The Sheltering Sky, Paul Bowles

A hundred and forty pages into Paul Bowles'  The Sheltering Sky, Port Moresby — his name takes a long time to say — is taken to the best place in Aïn Krorfa, a village — wrong word — in southern Algeria, where he and his wife Kit would stay a few days. 

If in doubt go south. There's always doubt.

There's a blind dancer at the café that night, a woman of perfect proportions, supremely impersonal. 

A dance is being done. I do not dance because I am not here. But it is my dance.

Port Moresby is an American going south in the Sahara after the war, with Kit and their many valises, her lizard-skin shoes, evening gowns, her Helena Rubinstein. Their relationship with luggage under the sheltering sky is the basso continuo of this tale. Under the sheltering sky there are patches of fur in the rabbit stew and other nightmares. Mosquitoes and flayed babies. 

I know, said Port absently, 'I hate it as much as you.'

'No, you don't. But I think you would if you didn't have me along to do your suffering for you.

They went to North Africa after World War Two, from New York. This is what restless existentials were doing around the time I was born.
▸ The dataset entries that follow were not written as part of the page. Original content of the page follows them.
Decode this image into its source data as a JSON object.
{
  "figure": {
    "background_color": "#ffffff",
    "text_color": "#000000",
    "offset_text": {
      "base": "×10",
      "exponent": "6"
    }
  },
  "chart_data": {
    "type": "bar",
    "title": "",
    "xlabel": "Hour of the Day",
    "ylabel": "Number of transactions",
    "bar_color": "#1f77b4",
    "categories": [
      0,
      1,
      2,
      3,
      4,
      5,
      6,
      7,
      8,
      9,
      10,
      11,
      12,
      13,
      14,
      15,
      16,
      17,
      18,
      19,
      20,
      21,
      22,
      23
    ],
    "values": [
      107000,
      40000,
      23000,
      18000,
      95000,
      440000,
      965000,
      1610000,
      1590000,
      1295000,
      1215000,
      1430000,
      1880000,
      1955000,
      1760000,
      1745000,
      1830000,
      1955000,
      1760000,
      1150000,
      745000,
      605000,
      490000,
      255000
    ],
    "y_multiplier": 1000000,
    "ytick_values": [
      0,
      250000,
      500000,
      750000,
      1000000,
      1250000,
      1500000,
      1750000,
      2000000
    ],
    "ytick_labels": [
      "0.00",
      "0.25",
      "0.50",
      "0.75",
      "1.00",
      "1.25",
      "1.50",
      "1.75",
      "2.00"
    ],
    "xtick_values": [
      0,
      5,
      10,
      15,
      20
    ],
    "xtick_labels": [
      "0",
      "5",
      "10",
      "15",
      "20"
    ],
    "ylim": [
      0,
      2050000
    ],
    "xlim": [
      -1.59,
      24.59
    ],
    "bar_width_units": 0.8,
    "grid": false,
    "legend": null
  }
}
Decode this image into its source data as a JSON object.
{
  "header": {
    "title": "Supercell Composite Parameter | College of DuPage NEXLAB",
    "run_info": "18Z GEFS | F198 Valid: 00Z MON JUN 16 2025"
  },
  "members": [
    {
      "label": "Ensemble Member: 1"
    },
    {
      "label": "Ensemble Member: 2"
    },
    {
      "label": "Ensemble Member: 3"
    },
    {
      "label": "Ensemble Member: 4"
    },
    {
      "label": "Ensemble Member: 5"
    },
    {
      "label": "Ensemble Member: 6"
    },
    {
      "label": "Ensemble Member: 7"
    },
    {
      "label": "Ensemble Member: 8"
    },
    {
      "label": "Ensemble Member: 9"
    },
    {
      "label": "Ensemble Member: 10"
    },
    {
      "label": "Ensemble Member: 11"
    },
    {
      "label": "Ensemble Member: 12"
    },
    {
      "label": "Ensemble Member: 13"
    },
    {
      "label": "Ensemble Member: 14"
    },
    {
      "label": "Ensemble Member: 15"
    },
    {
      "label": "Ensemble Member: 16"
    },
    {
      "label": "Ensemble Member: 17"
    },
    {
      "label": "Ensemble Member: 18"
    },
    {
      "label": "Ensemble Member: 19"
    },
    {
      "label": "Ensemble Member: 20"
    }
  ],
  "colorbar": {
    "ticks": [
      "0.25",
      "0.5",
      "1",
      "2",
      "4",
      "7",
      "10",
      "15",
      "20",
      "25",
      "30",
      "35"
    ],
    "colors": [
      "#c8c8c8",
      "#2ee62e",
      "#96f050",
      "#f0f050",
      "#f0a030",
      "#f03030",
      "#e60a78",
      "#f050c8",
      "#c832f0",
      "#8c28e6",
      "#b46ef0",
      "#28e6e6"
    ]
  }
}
I liked deserts as soon as I was in one. The emptiness, the expanse, the sky, the music, languages I didn't understand, the silence, real and imagined. 

For many years I confused The Sheltering Sky with Reach For the Sky by Paul Brickhill, he of the great escape and the dam busters. Port Moresby is named for the capital of Papua, New Guinea, a creature of the existential era, fellow of Camus and Sartre, sentient in a pool of inertia and restlessness after the Second World War, an American in Africa, horrified by cockroaches and filth, pressing on into the desert. 

'You know, said Port, and his voice sounded unreal, as voices are likely to do after a long pause in an utterly silent spot, 'the sky here's very strange. I often have the sensation when I look at it that it's a solid thing up there, protecting us from what's behind.'

Kit shuddered slightly as she said: 'From what's behind?'

'Yes.'

'But what is behind?' Her voice was very small.

'Nothing, I suppose. Just darkness. Absolute night.'

 In absolute night, eventually everything would happen. Port would die of typhoid fever, slowly, on the floor of a room in a fort. Kit would lock him in, to die his own death, and she'd go south into the desert she feared, with all kinds of adventures with natives, as she and Port called them, as if she were appeasing his death, or her own.